1. Dłuższa rozmowa telefoniczna Duda – Pence (wiceprezydent USA).
2. Wizyta premiera Morawieckiego w Budapeszcie, a następnie w Brukseli, kolacja z przewodniczącym KE Junckerem, jeszcze kilka dni temu określanym przez propagandę jako pijak na wylocie, „za rok go tu nie będzie” – mówił dwa dni temu Ryszard Czarnecki.
3. Wizyta ministra Czaputowicza w Bułgarii (pełni przewodnictwo UE w okresie dla Polski kluczowym).
4. Spotkanie ministra Czaputowicza z wiceprzewodniczącym KE Timmermansem, do niedawna określanym jako polityczny bankrut przegranej partii socjalistycznej w Holandii.
5. Spotkanie ministrów spraw zagranicznych Polski i Niemiec – naszego najważniejszego partnera w Europie.
6. Spotkanie ministra obrony Błaszczaka z sekretarzem generalnym NATO Stoltenbergiem w Brukseli i z doradcą prezydenta USA do spraw bezpieczeństwa, gen.

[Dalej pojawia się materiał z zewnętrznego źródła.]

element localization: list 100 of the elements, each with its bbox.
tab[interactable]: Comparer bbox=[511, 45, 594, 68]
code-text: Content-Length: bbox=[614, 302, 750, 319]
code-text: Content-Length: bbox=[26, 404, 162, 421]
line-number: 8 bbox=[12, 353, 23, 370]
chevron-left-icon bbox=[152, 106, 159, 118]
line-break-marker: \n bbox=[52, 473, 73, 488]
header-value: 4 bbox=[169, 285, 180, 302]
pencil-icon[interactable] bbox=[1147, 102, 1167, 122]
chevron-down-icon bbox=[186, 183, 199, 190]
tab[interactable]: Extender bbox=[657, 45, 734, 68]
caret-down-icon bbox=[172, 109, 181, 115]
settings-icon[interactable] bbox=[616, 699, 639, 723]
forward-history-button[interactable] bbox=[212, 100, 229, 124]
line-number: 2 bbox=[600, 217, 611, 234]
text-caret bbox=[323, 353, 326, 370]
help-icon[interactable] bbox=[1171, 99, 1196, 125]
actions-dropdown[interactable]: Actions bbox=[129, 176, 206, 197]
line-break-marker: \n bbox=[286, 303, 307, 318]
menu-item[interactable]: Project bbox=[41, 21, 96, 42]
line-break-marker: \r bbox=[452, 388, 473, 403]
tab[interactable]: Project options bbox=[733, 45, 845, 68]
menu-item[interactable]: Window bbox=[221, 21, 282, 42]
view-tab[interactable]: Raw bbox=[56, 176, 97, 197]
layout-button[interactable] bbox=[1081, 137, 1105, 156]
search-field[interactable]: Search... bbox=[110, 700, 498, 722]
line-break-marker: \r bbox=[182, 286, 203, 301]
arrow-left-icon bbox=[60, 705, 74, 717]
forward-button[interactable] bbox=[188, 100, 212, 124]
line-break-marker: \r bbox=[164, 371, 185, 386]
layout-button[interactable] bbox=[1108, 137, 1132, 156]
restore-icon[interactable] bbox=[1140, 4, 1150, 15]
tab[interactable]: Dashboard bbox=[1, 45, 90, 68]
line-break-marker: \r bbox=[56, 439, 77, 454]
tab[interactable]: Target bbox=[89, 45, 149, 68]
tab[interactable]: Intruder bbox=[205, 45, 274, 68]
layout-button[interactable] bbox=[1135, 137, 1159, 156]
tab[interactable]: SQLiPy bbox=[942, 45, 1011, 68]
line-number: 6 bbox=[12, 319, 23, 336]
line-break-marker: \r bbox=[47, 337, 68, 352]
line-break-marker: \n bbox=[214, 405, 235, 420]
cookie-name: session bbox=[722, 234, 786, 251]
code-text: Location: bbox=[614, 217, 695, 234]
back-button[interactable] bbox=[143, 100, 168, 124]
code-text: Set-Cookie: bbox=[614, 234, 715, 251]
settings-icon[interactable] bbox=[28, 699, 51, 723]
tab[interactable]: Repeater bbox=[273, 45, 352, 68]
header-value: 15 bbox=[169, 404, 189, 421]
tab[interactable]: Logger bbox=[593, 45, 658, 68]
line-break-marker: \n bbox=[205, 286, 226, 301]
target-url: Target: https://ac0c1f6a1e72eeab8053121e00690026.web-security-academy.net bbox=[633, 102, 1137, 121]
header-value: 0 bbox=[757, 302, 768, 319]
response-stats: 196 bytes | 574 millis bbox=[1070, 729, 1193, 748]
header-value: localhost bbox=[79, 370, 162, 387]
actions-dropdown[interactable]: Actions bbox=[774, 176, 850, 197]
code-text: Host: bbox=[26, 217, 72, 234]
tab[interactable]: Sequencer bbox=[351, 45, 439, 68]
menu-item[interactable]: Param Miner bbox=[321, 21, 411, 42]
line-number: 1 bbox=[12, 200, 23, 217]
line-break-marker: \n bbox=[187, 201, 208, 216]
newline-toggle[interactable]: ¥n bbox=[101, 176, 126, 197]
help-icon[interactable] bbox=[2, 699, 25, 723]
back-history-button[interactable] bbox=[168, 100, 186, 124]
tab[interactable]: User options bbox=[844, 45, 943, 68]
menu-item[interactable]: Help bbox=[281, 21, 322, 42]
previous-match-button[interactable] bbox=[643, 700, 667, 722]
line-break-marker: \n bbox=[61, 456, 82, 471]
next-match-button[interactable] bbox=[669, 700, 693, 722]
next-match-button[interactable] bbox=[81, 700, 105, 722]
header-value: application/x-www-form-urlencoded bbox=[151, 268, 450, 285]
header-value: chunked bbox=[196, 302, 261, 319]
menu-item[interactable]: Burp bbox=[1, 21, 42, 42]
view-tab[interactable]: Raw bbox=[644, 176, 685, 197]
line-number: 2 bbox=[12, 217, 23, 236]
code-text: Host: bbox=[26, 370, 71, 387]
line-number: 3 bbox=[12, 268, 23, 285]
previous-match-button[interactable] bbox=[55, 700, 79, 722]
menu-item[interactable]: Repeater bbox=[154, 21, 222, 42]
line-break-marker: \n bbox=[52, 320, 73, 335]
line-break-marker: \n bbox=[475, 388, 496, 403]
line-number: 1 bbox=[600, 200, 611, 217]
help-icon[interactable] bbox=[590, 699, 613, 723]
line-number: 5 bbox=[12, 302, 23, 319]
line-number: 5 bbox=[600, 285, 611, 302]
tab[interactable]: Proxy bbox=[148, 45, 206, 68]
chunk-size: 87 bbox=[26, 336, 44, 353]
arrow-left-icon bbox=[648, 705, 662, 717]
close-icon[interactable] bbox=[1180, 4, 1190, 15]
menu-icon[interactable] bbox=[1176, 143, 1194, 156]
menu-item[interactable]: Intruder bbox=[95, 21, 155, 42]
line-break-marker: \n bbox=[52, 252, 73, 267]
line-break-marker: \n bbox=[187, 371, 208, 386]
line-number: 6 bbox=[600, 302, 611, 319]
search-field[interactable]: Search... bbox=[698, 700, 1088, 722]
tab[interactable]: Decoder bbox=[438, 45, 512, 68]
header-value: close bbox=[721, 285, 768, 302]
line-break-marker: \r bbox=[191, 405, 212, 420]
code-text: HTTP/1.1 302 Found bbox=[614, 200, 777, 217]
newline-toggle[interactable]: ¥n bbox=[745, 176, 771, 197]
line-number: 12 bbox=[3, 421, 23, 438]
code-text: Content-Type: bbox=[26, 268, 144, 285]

MacMasterem, w Waszyngtonie.
7. Zapowiadana wizyta Sekretarza Stanu USA Tillersona w Warszawie.

To tylko wybrane fakty, jakie zdążyłem zarejestrować. Chociaż niektóre z tych spotkań były uzgadniane wcześniej (wizyta Tillersona, wizyta u MacMastera), to obraz jest wymowny: politycy Prawa i Sprawiedliwości, najwyżsi „urzędnicy” (jak z pogardą mówiono do wczoraj o najważniejszych politykach unijnych), rozjechali się po świecie jak do pożaru. Gdyby nie było pożaru, nie pojechałoby tyle zastępów straży ogniowej.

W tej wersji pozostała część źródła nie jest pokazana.